2.1. Perception et production

Comme nous l’avons déjà rappelé par ailleurs (Sauvage, 2021a), le projet d’améliorer l’articulation de la réalisation des phonèmes d’une langue étrangère commence obligatoirement sur le plan de la perception auditive. La qualité articulatoire sur le plan phonétique est dépendante et subséquente à la qualité de la perception. Or, depuis Grammont (1914 ; 1930), Polivanonv (1931), Troubetzkoy (1949) ou Delattre (1951), les connaissances à propos de perception et de l’articulation des sons linguistiques a beaucoup évolué, grâce aux disciplines que sont la Phonétique (Vaissière, 1995 ; 2004) et la Phonologie (Clements, 1995 ; Yamaguchi, 2007), mais également grâce aux domaines connexes : Psychologie cognitive (Hilton, 2022), Neurosciences (Houdé, 1995 ; 2022 ; Rizzolatti et al., 1996 ; 2006), etc.
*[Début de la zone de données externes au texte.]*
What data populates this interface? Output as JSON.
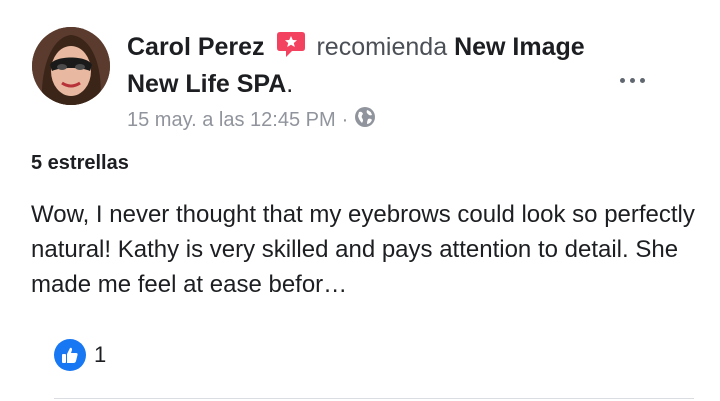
{
  "post": {
    "author": "Carol Perez",
    "action": "recomienda",
    "page_name": "New Image New Life SPA",
    "punctuation": ".",
    "timestamp": "15 may. a las 12:45 PM",
    "separator": "·",
    "privacy_icon": "globe-icon",
    "rating": "5 estrellas",
    "text": "Wow, I never thought that my eyebrows could look so perfectly natural! Kathy is very skilled and pays attention to detail. She made me feel at ease befor…",
    "reaction_count": "1"
  },
  "colors": {
    "recommend_badge": "#f3425f",
    "like_blue": "#1877f2",
    "meta_gray": "#90949c"
  }
}
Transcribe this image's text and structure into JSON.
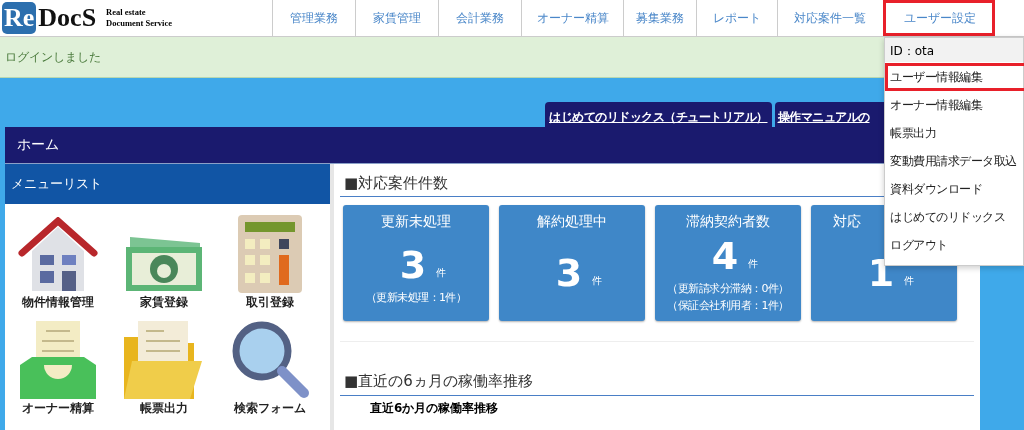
{
  "logo": {
    "mark": "Re",
    "name": "DocS",
    "tagline_1": "Real estate",
    "tagline_2": "Document Service"
  },
  "nav": [
    {
      "label": "管理業務",
      "highlighted": false
    },
    {
      "label": "家賃管理",
      "highlighted": false
    },
    {
      "label": "会計業務",
      "highlighted": false
    },
    {
      "label": "オーナー精算",
      "highlighted": false
    },
    {
      "label": "募集業務",
      "highlighted": false
    },
    {
      "label": "レポート",
      "highlighted": false
    },
    {
      "label": "対応案件一覧",
      "highlighted": false
    },
    {
      "label": "ユーザー設定",
      "highlighted": true
    }
  ],
  "notice": "ログインしました",
  "help_tabs": [
    "はじめてのリドックス（チュートリアル）",
    "操作マニュアルの"
  ],
  "home_title": "ホーム",
  "menu": {
    "title": "メニューリスト",
    "items": [
      {
        "label": "物件情報管理",
        "kind": "house"
      },
      {
        "label": "家賃登録",
        "kind": "money"
      },
      {
        "label": "取引登録",
        "kind": "calculator"
      },
      {
        "label": "オーナー精算",
        "kind": "tray"
      },
      {
        "label": "帳票出力",
        "kind": "folder"
      },
      {
        "label": "検索フォーム",
        "kind": "search"
      }
    ]
  },
  "cases": {
    "title": "■対応案件件数",
    "cards": [
      {
        "title": "更新未処理",
        "count": "3",
        "unit": "件",
        "notes": [
          "（更新未処理：1件）"
        ]
      },
      {
        "title": "解約処理中",
        "count": "3",
        "unit": "件"
      },
      {
        "title": "滞納契約者数",
        "count": "4",
        "unit": "件",
        "notes": [
          "（更新請求分滞納：0件）",
          "（保証会社利用者：1件）"
        ]
      },
      {
        "title": "対応",
        "count": "1",
        "unit": "件"
      }
    ]
  },
  "utilization": {
    "title": "■直近の6ヵ月の稼働率推移",
    "chart_title": "直近6か月の稼働率推移"
  },
  "user_menu": {
    "id": "ID：ota",
    "items": [
      {
        "label": "ユーザー情報編集",
        "highlighted": true
      },
      {
        "label": "オーナー情報編集",
        "highlighted": false
      },
      {
        "label": "帳票出力",
        "highlighted": false
      },
      {
        "label": "変動費用請求データ取込",
        "highlighted": false
      },
      {
        "label": "資料ダウンロード",
        "highlighted": false
      },
      {
        "label": "はじめてのリドックス",
        "highlighted": false
      },
      {
        "label": "ログアウト",
        "highlighted": false
      }
    ]
  }
}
Il faut naturellement ajouter à cela les recherches en Didactique des langues-cultures (Renard, 1977 ; Billières, 2005 ; Narcy-Combes & Narcy-Combes, 2019 ; Sauvage & Billières, 2019 ; Sauvage, (éd.) 2020), les relations entre la Phonétique générale et la didactique des langues étrangères n’ayant pas toujours été très simple (Sauvage, 2019).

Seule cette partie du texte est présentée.